Seorang pimpinan institut bisa begitu mudah mengobrol dengan teknisi bahkan dengan mereka yang tugasnya lebih sederhana dari itu. Bila suatu saat saya ke ruangan Dr. Steinberger dan dia sedang rapat, maka saya hanya berkata pada sekretarisnya bahwa saya akan kembali lagi. Tetapi tidak jarang Dr. Steinberger yang malah mendatangi ruangan saya dan menanyakan keperluan saya. Saya tidak merasa bahwa walau saya membutuhkan dia, tetapi dengan begitu maka pihak yang butuh lah yang harus selalu mendatangi yang dibutuhkan. Ketika berinteraksi dengan sesama peneliti di sini kami merasa betul bahwa kami saling membutuhkan. Sekecil apapun peran seseorang tetap kami membutuhkannya, dan adalah kesalahan besar dalam kerja tim bila mengabaikan peran kecil dari anggota tim itu sendiri.

Ketika awal Desember 2008 lalu ada Institutsversammlung[1] , hampir semua peneliti dan mahasiswa peneliti hadir di sini. Acara ini diadakan setahun sekali dan lebih pada mempresentasikan apa saja yang telah dilakukan oleh institut dan tiap departemen, masalah saat ini, dan apa rencana ke depan. Waktu itu tentu saya manfaatkan untuk mengetahui bagaimana orang Jerman menilai sendiri apa yang telah mereka kerjakan.
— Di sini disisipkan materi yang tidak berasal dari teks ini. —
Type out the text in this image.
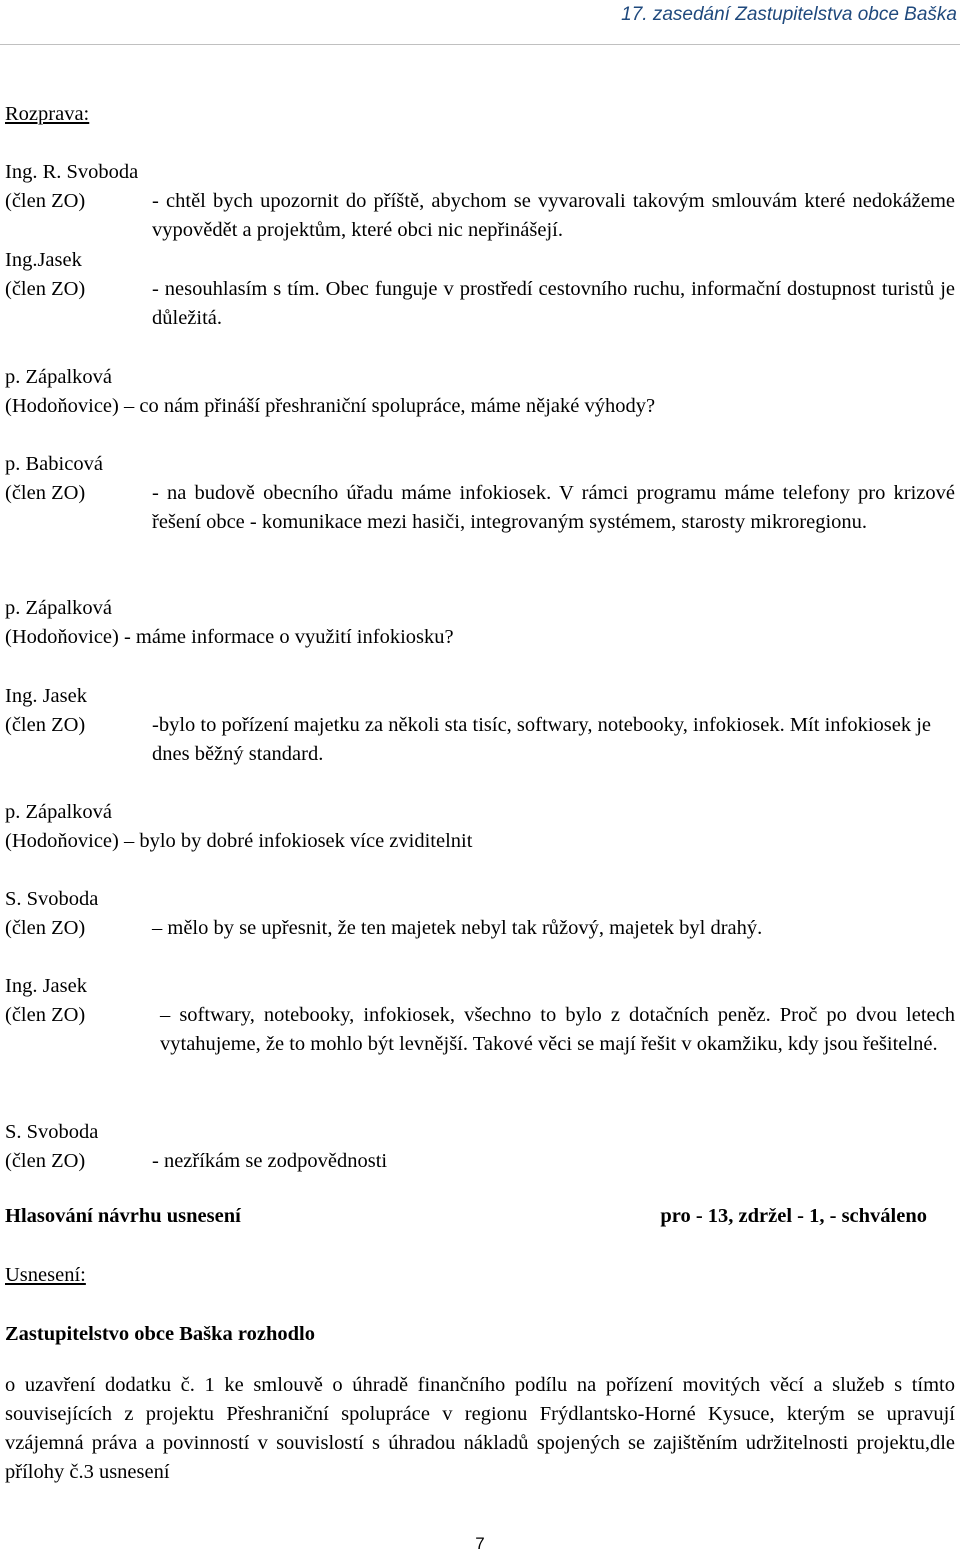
17. zasedání Zastupitelstva obce Baška
Rozprava:
Ing. R. Svoboda
(člen ZO)	- chtěl bych upozornit do příště, abychom se vyvarovali takovým smlouvám které nedokážeme vypovědět a projektům, které obci nic nepřinášejí.
Ing.Jasek
(člen ZO)	- nesouhlasím s tím. Obec funguje v prostředí cestovního ruchu, informační dostupnost turistů je důležitá.
p. Zápalková
(Hodoňovice) – co nám přináší přeshraniční spolupráce, máme nějaké výhody?
p. Babicová
(člen ZO)	- na budově obecního úřadu máme infokiosek. V rámci programu máme telefony pro krizové řešení obce - komunikace mezi hasiči, integrovaným systémem, starosty mikroregionu.
p. Zápalková
(Hodoňovice) - máme informace o využití infokiosku?
Ing. Jasek
(člen ZO)	-bylo to pořízení majetku za několi sta tisíc, softwary, notebooky, infokiosek. Mít infokiosek je dnes běžný standard.
p. Zápalková
(Hodoňovice) – bylo by dobré infokiosek více zviditelnit
S. Svoboda
(člen ZO)	– mělo by se upřesnit, že ten majetek nebyl tak růžový, majetek byl drahý.
Ing. Jasek
(člen ZO)	– softwary, notebooky, infokiosek, všechno to bylo z dotačních peněz. Proč po dvou letech vytahujeme, že to mohlo být levnější. Takové věci se mají řešit v okamžiku, kdy jsou řešitelné.
S. Svoboda
(člen ZO)	- nezříkám se zodpovědnosti
Hlasování návrhu usnesení	pro - 13, zdržel - 1, - schváleno
Usnesení:
Zastupitelstvo obce Baška rozhodlo
o uzavření dodatku č. 1 ke smlouvě o úhradě finančního podílu na pořízení movitých věcí a služeb s tímto souvisejících z projektu Přeshraniční spolupráce v regionu Frýdlantsko-Horné Kysuce, kterým se upravují vzájemná práva a povinností v souvislostí s úhradou nákladů spojených se zajištěním udržitelnosti projektu,dle přílohy č.3 usnesení
7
Yang hadir memang banyak, bahkan ruangannya penuh, sehingga saya sendiri mendapat tempat di belakang karena datang terlambat.

Yang menarik bagi saya adalah saya tidak bisa melihat para pimpinan departemen di kursi-kursi deretan depan. Rupanya mereka tersebar. Bahkan Dr. de Haart, pimpinan departemen saya malah duduk paling belakang di pojok kanan, dan saya yakin bahwa ia bukanlah orang yang duduk di sana karena datang terlambat, melainkan karena ia lebih memilih mengambil tempat di situ. Jadi mereka yang duduk di deretan depan adalah para staf lain, mahasiswa dan teknisi pun ada yang mengambil tempat di situ. Bagi saya ini tentu fenomena yang tidak biasa.

Ketika ada forum tanya jawab, banyak yang mengajukan pertanyaan dan bahkan mengajukan kritik. Ini ditanggapi oleh pembicara secara biasa dan kemudian menjelaskan latar belakang hal yang dikritisi. Segala sesuatunya terbuka, berapa jumlah dana yang mereka terima, berapa yang sudah dimanfaatkan, dan rencana untuk mendapatkan dana penelitian baru bila suatu riset membutuhkan dana, semuanya diungkap jelas.

Presentasi mereka pun biasa saja, ringkas namun mencakup hal-hal yang penting. Saya pernah diberitahu bahwa presentasi yang bagus itu adalah yang tidak lebih dari 15 menit dan jumlah slide-nya tidak lebih dari 10 slide. Ini tentu bukan ukuran mutlak menentukan bagus tidaknya suatu presentasi tetapi memang siapa yang bisa berlama-lama melihat slide yang banyak, terlebih bila slide begitu cepat berganti dari yang satu ke slide lain. Slide itu untuk menampilkan apa yang menjadi judul utama dan sang pembicara lah yang menjabarkan cerita di balik judul utama itu.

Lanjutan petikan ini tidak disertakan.